- Age range: Stargazers: 4-6 (All genders); Junior Navigators: 7–11 (All genders); Navigators: 11–18 (All genders);
- Location: United States, United Kingdom
- Country: United States
- Founded: 2003
- Membership: 167 chapters
- Executive Director: Robin Bossert
- Website navigatorsusa.org

= Navigators USA =

American Scouting organization

Navigators USA is an American non-aligned Scouting organization that was founded in 2003 in New York City.

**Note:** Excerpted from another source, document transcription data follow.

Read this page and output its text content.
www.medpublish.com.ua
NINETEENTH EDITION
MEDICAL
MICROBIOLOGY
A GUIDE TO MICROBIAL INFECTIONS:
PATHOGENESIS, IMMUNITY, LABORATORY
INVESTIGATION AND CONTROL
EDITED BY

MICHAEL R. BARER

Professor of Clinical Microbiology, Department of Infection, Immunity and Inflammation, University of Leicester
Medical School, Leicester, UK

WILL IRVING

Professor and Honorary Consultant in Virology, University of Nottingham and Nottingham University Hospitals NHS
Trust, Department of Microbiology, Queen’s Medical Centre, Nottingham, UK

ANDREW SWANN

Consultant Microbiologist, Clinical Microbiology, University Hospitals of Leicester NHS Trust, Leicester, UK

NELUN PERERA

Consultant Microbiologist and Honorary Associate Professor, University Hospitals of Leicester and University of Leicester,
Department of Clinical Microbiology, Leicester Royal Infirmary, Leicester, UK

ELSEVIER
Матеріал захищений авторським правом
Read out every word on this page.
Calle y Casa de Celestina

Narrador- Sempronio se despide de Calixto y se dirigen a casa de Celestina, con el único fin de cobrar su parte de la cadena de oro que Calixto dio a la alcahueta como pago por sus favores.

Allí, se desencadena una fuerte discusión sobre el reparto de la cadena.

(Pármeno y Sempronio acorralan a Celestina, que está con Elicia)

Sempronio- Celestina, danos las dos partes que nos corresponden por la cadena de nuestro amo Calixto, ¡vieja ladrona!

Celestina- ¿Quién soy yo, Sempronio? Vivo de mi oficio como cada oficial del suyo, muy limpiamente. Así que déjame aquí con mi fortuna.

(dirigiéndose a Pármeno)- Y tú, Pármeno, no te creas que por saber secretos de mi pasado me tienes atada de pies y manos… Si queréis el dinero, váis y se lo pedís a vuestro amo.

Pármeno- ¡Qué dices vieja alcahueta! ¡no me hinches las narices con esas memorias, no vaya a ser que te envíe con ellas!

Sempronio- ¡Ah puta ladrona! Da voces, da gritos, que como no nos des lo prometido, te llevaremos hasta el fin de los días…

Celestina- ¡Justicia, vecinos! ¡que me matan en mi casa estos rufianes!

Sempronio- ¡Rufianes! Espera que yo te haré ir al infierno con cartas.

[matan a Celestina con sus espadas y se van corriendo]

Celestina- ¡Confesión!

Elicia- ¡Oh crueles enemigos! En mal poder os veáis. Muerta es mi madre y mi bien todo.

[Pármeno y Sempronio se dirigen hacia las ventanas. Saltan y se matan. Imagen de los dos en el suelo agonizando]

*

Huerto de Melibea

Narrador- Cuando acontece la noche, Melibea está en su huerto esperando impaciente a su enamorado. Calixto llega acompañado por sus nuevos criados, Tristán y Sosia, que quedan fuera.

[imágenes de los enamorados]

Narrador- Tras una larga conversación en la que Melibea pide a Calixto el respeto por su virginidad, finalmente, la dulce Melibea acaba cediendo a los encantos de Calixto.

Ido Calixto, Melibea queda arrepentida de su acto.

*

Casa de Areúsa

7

As of 2011, Navigators USA has more than 100 chapters across the United States and further groups in Europe. Navigators is open to all genders between ages 4 and 18. Navigators is based on ideas of consensus and allows for multi-age interactions where children can mentor each other. It is open to all regardless of sexual orientation or religious belief.

The mission of the Navigators is:

- To bring nature to boys and girls ages 7–18, whether it's in their own backyard or the Rocky Mountains.
- To create a safe environment for children to test the skills they will need to navigate life.
- To help children build their own community to achieve goals they set for themselves.

==History==
In 2003, Navigators USA was founded by a group of volunteers serving children in need in East Harlem, New York. They wanted to offer a Scouting experience for boys and girls that was non-discriminatory and secular. They felt there was a need for an alternative organization that approached Scouting from a different perspective than the established organizations.

Robin Bossert started the Navigators after facing a moral dilemma. The Boy Scouts of America, besides not allowing girls or gay youth, also required that boys believe in a supreme being. Due to these exclusionary practices, Bossert created the alternative Scouting group that would become the Navigators USA.

In the fall of 2010 a 188-page Navigators guidebook was completed and the new group became public. Bossert credits the guidebook for an increase in current interest. Not only does the guidebook teach outdoor skills it also has all the information to start Navigators.

In 2011, incumbent Mayor of New York City Michael Bloomberg stated at a fund-raiser at Christie's that "by belonging to the Navigators, boys and girls get the guidance and adult-supervised adventure that only Scouting can offer—in an atmosphere free of any stigma about sexual orientation. And as a proud Eagle Scout who has publicly told the Boy Scouts to change their wrong-headed anti-gay policy, I say 'Amen' to that!"

In 2017, Navigators USA won a $9,500 grant for the completion of their Badge Book.

==UK Navigators==
The first Navigators Chapter in the United Kingdom started in January 2014 in Kingskerswell, Devon, with groups subsequently opened in Cornwall, Devon, Hereford, Kent and Yorkshire. In 2019, there were five Navigator groups operating in England.

==Program==

As a navigator I promise to do my best
To help create a world free of prejudice and ignorance,
To treat people of every race, creed, lifestyle and ability with dignity and respect,
To strengthen my body and Improve my mind to reach my full potential,
To protect our planet and preserve our freedom.
— The Navigators USA Guidebook, page 3

The organization has three program sections: Stargazers, for children ages 4-6; Junior Navigators, age 7-10; and Senior Navigators age 11-18.

Junior Navigators have three levels:
- Mira
- Vega
- Polaris

The Senior section has four levels:
- Shadow
- Tracker
- Pilot
- Navigator

The program's top award is the Summit Achievement Award.